August 1, 2021
By Martyn Herman
TOKYO (Reuters) – They say if you can’t stand the heat then get out of the kitchen, but British BMX freestyler Charlotte Worthington was as cool as a cucumber on baking Tokyo morning to claim a dramatic Olympic gold medal on Sunday.
With temperatures soaring into the high 30s the former Mexican restaurant chef gambled on executing a trick never managed before in a female BMX competition.
When she crash-landed painfully trying to nail a 360 degree backflip — a head-spinning move that defies the laws of physics — it appeared she had bitten off more than she could chew.
Third last out of nine after her first run and with favourite Hannah Roberts out alone at the top with 96.10 points from a sizzling first run, Worthing needed the ride of her life, and more, to topple the American.
Undaunted, Worthington nailed the trick second time round, having kept it a closely-guarded secret all week after managing it in training this week at the Ariake Urban Sport Park.
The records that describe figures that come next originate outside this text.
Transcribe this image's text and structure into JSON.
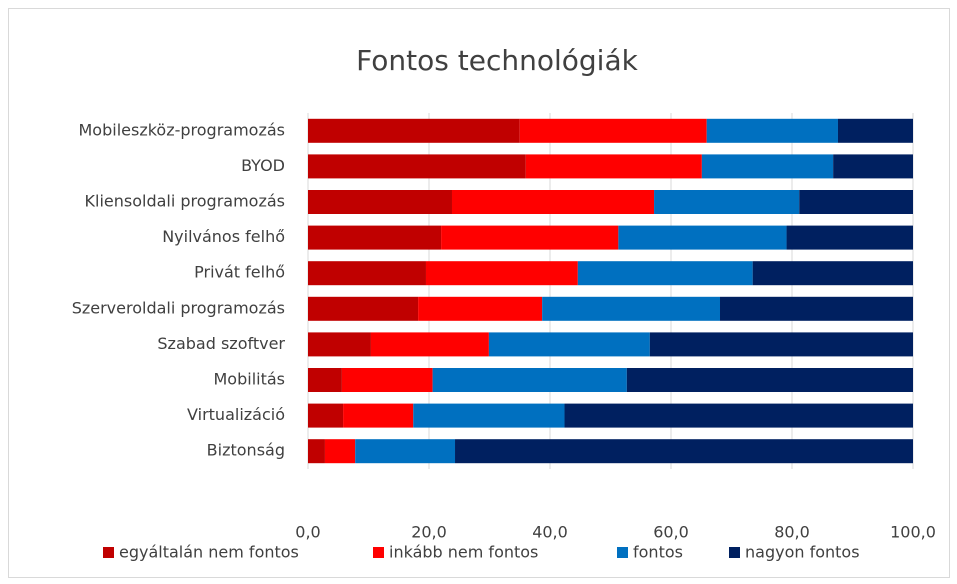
{
  "chart_data": {
    "type": "stacked_barh",
    "title": "Fontos technológiák",
    "categories": [
      "Mobileszköz-programozás",
      "BYOD",
      "Kliensoldali programozás",
      "Nyilvános felhő",
      "Privát felhő",
      "Szerveroldali programozás",
      "Szabad szoftver",
      "Mobilitás",
      "Virtualizáció",
      "Biztonság"
    ],
    "series": [
      {
        "name": "egyáltalán nem fontos",
        "color": "#c00000",
        "values": [
          35.0,
          36.0,
          23.8,
          22.0,
          19.5,
          18.2,
          10.4,
          5.6,
          5.8,
          2.8
        ]
      },
      {
        "name": "inkább nem fontos",
        "color": "#ff0000",
        "values": [
          30.9,
          29.1,
          33.4,
          29.3,
          25.1,
          20.5,
          19.5,
          15.0,
          11.6,
          5.0
        ]
      },
      {
        "name": "fontos",
        "color": "#0070c0",
        "values": [
          21.7,
          21.7,
          24.0,
          27.8,
          28.9,
          29.4,
          26.6,
          32.1,
          25.0,
          16.5
        ]
      },
      {
        "name": "nagyon fontos",
        "color": "#002060",
        "values": [
          12.4,
          13.2,
          18.8,
          20.9,
          26.5,
          31.9,
          43.5,
          47.3,
          57.6,
          75.7
        ]
      }
    ],
    "xlim": [
      0,
      100
    ],
    "xticks": [
      {
        "value": 0,
        "label": "0,0"
      },
      {
        "value": 20,
        "label": "20,0"
      },
      {
        "value": 40,
        "label": "40,0"
      },
      {
        "value": 60,
        "label": "60,0"
      },
      {
        "value": 80,
        "label": "80,0"
      },
      {
        "value": 100,
        "label": "100,0"
      }
    ],
    "grid": true,
    "legend": "bottom"
  }
}
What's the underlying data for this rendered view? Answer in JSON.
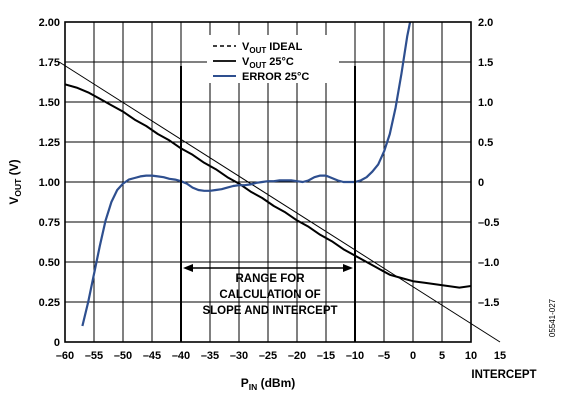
{
  "chart_data": {
    "type": "line",
    "xlabel": "P",
    "xlabel_sub": "IN",
    "xlabel_unit": " (dBm)",
    "ylabel": "V",
    "ylabel_sub": "OUT",
    "ylabel_unit": " (V)",
    "x_ticks": [
      -60,
      -55,
      -50,
      -45,
      -40,
      -35,
      -30,
      -25,
      -20,
      -15,
      -10,
      -5,
      0,
      5,
      10,
      15
    ],
    "x_tick_labels": [
      "–60",
      "–55",
      "–50",
      "–45",
      "–40",
      "–35",
      "–30",
      "–25",
      "–20",
      "–15",
      "–10",
      "–5",
      "0",
      "5",
      "10",
      "15"
    ],
    "xlim": [
      -60,
      10
    ],
    "y_ticks": [
      0,
      0.25,
      0.5,
      0.75,
      1.0,
      1.25,
      1.5,
      1.75,
      2.0
    ],
    "y_tick_labels": [
      "0",
      "0.25",
      "0.50",
      "0.75",
      "1.00",
      "1.25",
      "1.50",
      "1.75",
      "2.00"
    ],
    "ylim": [
      0,
      2.0
    ],
    "y2_ticks": [
      -2.0,
      -1.5,
      -1.0,
      -0.5,
      0,
      0.5,
      1.0,
      1.5,
      2.0
    ],
    "y2_tick_labels": [
      "",
      "–1.5",
      "–1.0",
      "–0.5",
      "0",
      "0.5",
      "1.0",
      "1.5",
      "2.0"
    ],
    "y2lim": [
      -2.0,
      2.0
    ],
    "grid": true,
    "legend_position": "top-center",
    "series": [
      {
        "name_main": "V",
        "name_sub": "OUT",
        "name_rest": " IDEAL",
        "style": "dashed",
        "color": "#000000",
        "axis": "left",
        "x": [
          -61,
          15
        ],
        "y": [
          1.75,
          0.0
        ]
      },
      {
        "name_main": "V",
        "name_sub": "OUT",
        "name_rest": " 25°C",
        "style": "solid",
        "color": "#000000",
        "axis": "left",
        "x": [
          -60,
          -58,
          -56,
          -54,
          -52,
          -50,
          -48,
          -46,
          -44,
          -42,
          -40,
          -38,
          -36,
          -34,
          -32,
          -30,
          -28,
          -26,
          -24,
          -22,
          -20,
          -18,
          -16,
          -14,
          -12,
          -10,
          -8,
          -6,
          -4,
          -2,
          0,
          2,
          4,
          6,
          8,
          10
        ],
        "y": [
          1.61,
          1.59,
          1.56,
          1.52,
          1.48,
          1.44,
          1.39,
          1.35,
          1.3,
          1.26,
          1.21,
          1.17,
          1.12,
          1.08,
          1.03,
          0.99,
          0.94,
          0.9,
          0.85,
          0.81,
          0.76,
          0.72,
          0.67,
          0.63,
          0.58,
          0.54,
          0.5,
          0.46,
          0.42,
          0.4,
          0.38,
          0.37,
          0.36,
          0.35,
          0.34,
          0.35
        ]
      },
      {
        "name_main": "ERROR",
        "name_sub": "",
        "name_rest": " 25°C",
        "style": "solid",
        "color": "#2e4f8f",
        "axis": "right",
        "x": [
          -57,
          -56,
          -55,
          -54,
          -53,
          -52,
          -51,
          -50,
          -49,
          -48,
          -47,
          -46,
          -45,
          -44,
          -43,
          -42,
          -41,
          -40,
          -39,
          -38,
          -37,
          -36,
          -35,
          -34,
          -33,
          -32,
          -31,
          -30,
          -29,
          -28,
          -27,
          -26,
          -25,
          -24,
          -23,
          -22,
          -21,
          -20,
          -19,
          -18,
          -17,
          -16,
          -15,
          -14,
          -13,
          -12,
          -11,
          -10,
          -9,
          -8,
          -7,
          -6,
          -5,
          -4,
          -3,
          -2,
          -1,
          -0.5
        ],
        "y": [
          -1.8,
          -1.5,
          -1.15,
          -0.8,
          -0.48,
          -0.25,
          -0.1,
          -0.02,
          0.03,
          0.05,
          0.07,
          0.08,
          0.08,
          0.07,
          0.06,
          0.04,
          0.03,
          0.01,
          -0.02,
          -0.07,
          -0.1,
          -0.11,
          -0.11,
          -0.1,
          -0.09,
          -0.07,
          -0.05,
          -0.04,
          -0.04,
          -0.03,
          -0.01,
          0.0,
          0.01,
          0.01,
          0.02,
          0.02,
          0.02,
          0.01,
          0.0,
          0.02,
          0.06,
          0.08,
          0.08,
          0.05,
          0.02,
          0.0,
          0.0,
          0.0,
          0.02,
          0.06,
          0.13,
          0.22,
          0.38,
          0.6,
          0.93,
          1.35,
          1.82,
          2.0
        ]
      }
    ],
    "annotations": {
      "range_text": [
        "RANGE FOR",
        "CALCULATION OF",
        "SLOPE AND INTERCEPT"
      ],
      "range_from": -40,
      "range_to": -10,
      "intercept_label": "INTERCEPT",
      "figure_number": "05541-027"
    }
  }
}
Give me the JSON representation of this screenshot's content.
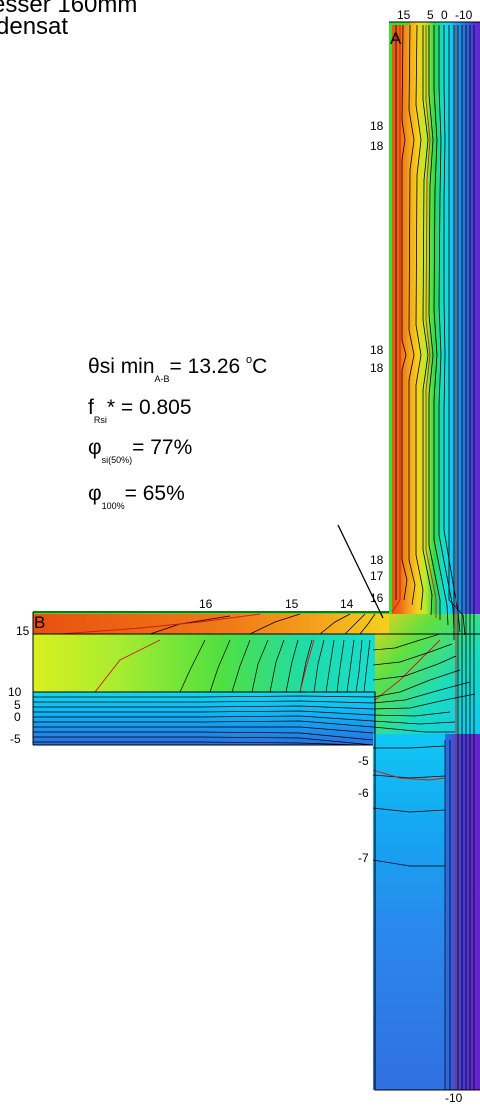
{
  "title": {
    "line1": "esser 160mm",
    "line2": "densat"
  },
  "corner_labels": {
    "a": "A",
    "b": "B"
  },
  "top_ticks": [
    "15",
    "5",
    "0",
    "-10"
  ],
  "bottom_tick": "-10",
  "wall_inner_labels": [
    "18",
    "18",
    "18",
    "18",
    "18",
    "17",
    "16"
  ],
  "slab_top_labels": [
    "16",
    "15",
    "14"
  ],
  "slab_left_labels": [
    "15",
    "10",
    "5",
    "0",
    "-5"
  ],
  "below_labels": [
    "-5",
    "-6",
    "-7"
  ],
  "annotations": {
    "theta_sym": "θ",
    "theta_text": "si min",
    "theta_sub": "A-B",
    "theta_value": "= 13.26",
    "theta_deg": "o",
    "theta_unit": "C",
    "f_text": "f",
    "f_sub": "Rsi",
    "f_value": "* = 0.805",
    "phi_sym": "φ",
    "phi50_sub": "si(50%)",
    "phi50_value": "= 77%",
    "phi100_sub": "100%",
    "phi100_value": "= 65%"
  },
  "colors": {
    "hot": "#e85010",
    "orange": "#f07a18",
    "yellow": "#f4d21c",
    "lime": "#b8ec30",
    "green": "#30d848",
    "teal": "#18dcc0",
    "cyan": "#10d8f0",
    "sky": "#10a8f4",
    "blue": "#2a6ee0",
    "violet": "#6a20d0",
    "edge_green": "#40dc30"
  }
}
Flowing over the ramps with moves known as barspins and tailwhips she then pulled off a forward flip that probably sealed the deal — earning her a massive 97.50 from the judges.
“It was incredible. I’ve not been doing that trick for that long, but we’ve been trying to find that big banger trick and when we found it we were like, ‘I think this is the one’,” Worthington said after snatching gold out of the fire.
It was a stupendous moment of sporting drama — an athlete staking everything on gold or nothing.
“We set the target of the gold medal and it was either go big or go home,” Worthington, who used to slave away 40 hours a week in a Manchester restaurant cooking fajitas, told reporters.
“I’ve learned in the years prior to this when competing that if you gamble and give yourself that chance then it can pay off and you’ll feel better than if you hold back.”
After such a heavy fall in her first run, Worthington showed great composure to try the stunt again — one she had managed a “few times” on the more forgiving rubber surface in training.
She said her coach Jamie Bestwick, a trailblazer in BMX freestyle, had given her some simple advice.
“Our mantra throughout this whole thing has just been ‘breath’, she said. “I know I can physically do the tricks, you just need to be mentally calm.”
British Cycling invests huge amounts of money into track cycling, which starts on Monday, but the performances of the BMX riders had been a revelation.
Worthington’s gold in the Olympics debut for freestyle came after Bethany Shriever won the BMX women’s race and Kye Whyte took a silver. Declan Brooks then added a bronze as he also performed marvels at the BMX park on Sunday.
“I’ve just cried for the last couple of minutes,” the 25-year-old Brooks said. “I hope a lot of people in Britain and the world have watched us and think, ‘that’s pretty cool”.